In codifying companies’ “right” to refuse to follow duly-enacted American law – despite operating in America and employing Americans and selling to Americans who access their businesses via American infrastructure – the Supreme Court, in legal effect, created countless Branch Davidian compounds all across the country. (You do remember the Branch Davidians, right?)
In light of Burwell vs. Hobby Lobby, it’s no stretch to suggest a sign be placed at the entrance of every for-profit company claiming an exemption to laws of the United States, to wit:
UPON ENTERING THESE PREMISES, THE LAWS OF THE UNITED STATES NO LONGER APPLY NOR PROTECT YOU. FROM A LEGAL STANDPOINT, YOU ARE ABOUT TO ENTER AND WILL REMAIN WITHIN THE BOUNDS AND UNDER THE JURISDICTION OF ANOTHER COUNTRY, UNTIL YOU AGAIN CROSS THIS THRESHOLD. ASSUMING YOU DO.

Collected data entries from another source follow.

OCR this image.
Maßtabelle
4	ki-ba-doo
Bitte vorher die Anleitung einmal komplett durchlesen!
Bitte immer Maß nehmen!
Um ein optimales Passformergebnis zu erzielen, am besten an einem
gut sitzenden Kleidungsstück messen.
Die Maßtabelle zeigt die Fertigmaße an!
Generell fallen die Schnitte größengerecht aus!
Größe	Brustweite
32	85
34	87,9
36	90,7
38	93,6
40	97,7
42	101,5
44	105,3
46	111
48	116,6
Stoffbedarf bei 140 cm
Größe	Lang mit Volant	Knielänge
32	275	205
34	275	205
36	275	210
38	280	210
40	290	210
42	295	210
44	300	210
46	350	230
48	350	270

Is that extreme? Think about it.
By bowing to what it deemed a “sincerely held” religious objection to the law — a “sincerity” questionable at best (and more accurately an outright lie) when one considers that oh-so-abortion-aghast Hobby Lobby purchases and sells products produced in a country (China) where forced abortion is the law – the Supreme Court accepted prima-facie Hobby Lobby’s claims of religiosity of an extent sufficient to countervail its inherent responsibility to obey the law. What now stops the Court from opining that companies have a right to police their grounds however they see fit, up to and including summary executions for, say, shoplifting — if that’s what an organization’s claimed “deeply held religious convictions” dictate?